Alfred Hitchcock can be seen passing Montgomery in front of his apartment building—walking from left to right and smoking a cigar—as the camera pulls back, at 42:58 minutes into the film. To the delight of the crew, Lombard herself directed Hitchcock in the brief scene, forcing him to redo his very simple part many times.

==Production==
Norman Krasna came up with the basic idea of Mr. & Mrs. Smith (under the original working titles of Who Was That Lady I Seen You With? and No for an Answer) and pitched it to Carole Lombard, who was enthusiastic. She sold the idea to George J. Schaefer of RKO who agreed to buy the project from Krasna, then Alfred Hitchcock became involved. In the 1939 interview What I Do to the Stars, Hitchcock is about to leave England for Hollywood and says he would like to make a film with Lombard, casting her not in one of her superficial comedies, but in a serious role, because he believes she could be as good a serious actor as Paul Muni or Leslie Howard. The result was Mr. and Mrs. Smith. Hitchcock was never happy with the result and was later dismissive of the film.

Mr. & Mrs. Smith was the last film released before Lombard's death. To Be or Not to Be (1942) was her final film, released two months after she died in an aircraft crash while on a War Bond tour.

The film is one of the earliest to show a pizzeria and was supposed to contain sounds of a toilet flushing, which was altered to banging pipes for reasons of censorship.

==Reception==
Mr. & Mrs. Smith made a profit of $750,000. When the film premiered at the Radio City Music Hall, the review in The New York Times described it thus: "Despite the performances, despite the endless camera magic with which Mr.
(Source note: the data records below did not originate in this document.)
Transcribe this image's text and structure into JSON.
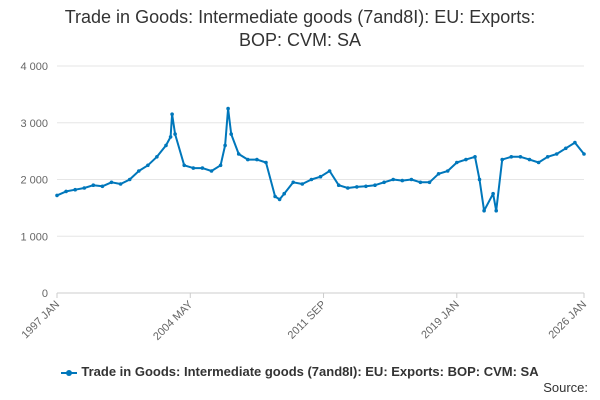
{
  "chart_data": {
    "type": "line",
    "title_lines": [
      "Trade in Goods: Intermediate goods (7and8I): EU: Exports:",
      "BOP: CVM: SA"
    ],
    "xlabel": "",
    "ylabel": "",
    "x_tick_labels": [
      "1997 JAN",
      "2004 MAY",
      "2011 SEP",
      "2019 JAN",
      "2026 JAN"
    ],
    "x_start": "1997 JAN",
    "x_end": "2026 JAN",
    "y_ticks": [
      0,
      1000,
      2000,
      3000,
      4000
    ],
    "y_tick_labels": [
      "0",
      "1 000",
      "2 000",
      "3 000",
      "4 000"
    ],
    "ylim": [
      0,
      4000
    ],
    "grid": true,
    "legend_position": "bottom",
    "series": [
      {
        "name": "Trade in Goods: Intermediate goods (7and8I): EU: Exports: BOP: CVM: SA",
        "color": "#0077bb",
        "x": [
          "1997-01",
          "1997-07",
          "1998-01",
          "1998-07",
          "1999-01",
          "1999-07",
          "2000-01",
          "2000-07",
          "2001-01",
          "2001-07",
          "2002-01",
          "2002-07",
          "2003-01",
          "2003-04",
          "2003-05",
          "2003-07",
          "2004-01",
          "2004-07",
          "2005-01",
          "2005-07",
          "2006-01",
          "2006-04",
          "2006-06",
          "2006-08",
          "2007-01",
          "2007-07",
          "2008-01",
          "2008-07",
          "2009-01",
          "2009-04",
          "2009-07",
          "2010-01",
          "2010-07",
          "2011-01",
          "2011-07",
          "2012-01",
          "2012-07",
          "2013-01",
          "2013-07",
          "2014-01",
          "2014-07",
          "2015-01",
          "2015-07",
          "2016-01",
          "2016-07",
          "2017-01",
          "2017-07",
          "2018-01",
          "2018-07",
          "2019-01",
          "2019-07",
          "2020-01",
          "2020-04",
          "2020-07",
          "2021-01",
          "2021-03",
          "2021-07",
          "2022-01",
          "2022-07",
          "2023-01",
          "2023-07",
          "2024-01",
          "2024-07",
          "2025-01",
          "2025-07",
          "2026-01"
        ],
        "values": [
          1720,
          1790,
          1820,
          1850,
          1900,
          1880,
          1950,
          1920,
          2000,
          2150,
          2250,
          2400,
          2600,
          2750,
          3150,
          2800,
          2250,
          2200,
          2200,
          2150,
          2250,
          2600,
          3250,
          2800,
          2450,
          2350,
          2350,
          2300,
          1700,
          1650,
          1750,
          1950,
          1920,
          2000,
          2050,
          2150,
          1900,
          1850,
          1870,
          1880,
          1900,
          1950,
          2000,
          1980,
          2000,
          1950,
          1950,
          2100,
          2150,
          2300,
          2350,
          2400,
          2000,
          1450,
          1750,
          1450,
          2350,
          2400,
          2400,
          2350,
          2300,
          2400,
          2450,
          2550,
          2650,
          2450
        ]
      }
    ]
  },
  "legend_label": "Trade in Goods: Intermediate goods (7and8I): EU: Exports: BOP: CVM: SA",
  "source_label": "Source:"
}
Hitchcock tries to conceal the thinness of his material, Mr. and Mrs. Smith have their moments of dullness. The result is a chucklesome comedy that fails to mount into a coruscating wave of laughter." Variety reviewers were more enthusiastic about the film, noting: "Alfred Hitchcock ... pilots the story in a straight farcical groove—with resort to slapstick interludes or overplaying by the characters. Pacing his assignment at a steady gait, Hitchcock catches all of the laugh values from the above par script of Norman Krasna."

On the review aggregator website Rotten Tomatoes, Mr. & Mrs. Smith holds an approval rating of 64% based on 22 reviews, with an average rating of 5.8/10.

==Adaptations in other media==
Lux Radio Theatre adapted Mr. & Mrs. Smith to radio on June 9, 1941, with Carole Lombard and Bob Hope. The Screen Guild Theater next adapted it on February 8, 1942, with Errol Flynn and Lana Turner, again on December 14, 1942 with Joan Bennett, Robert Young, and Ralph Bellamy, and once more on January 1, 1945, with Preston Foster, Louise Allbritton, and Stuart Erwin. On January 30, 1949, it was adapted to Screen Director's Playhouse with Robert Montgomery, Mary Jane Croft, and Carleton Young.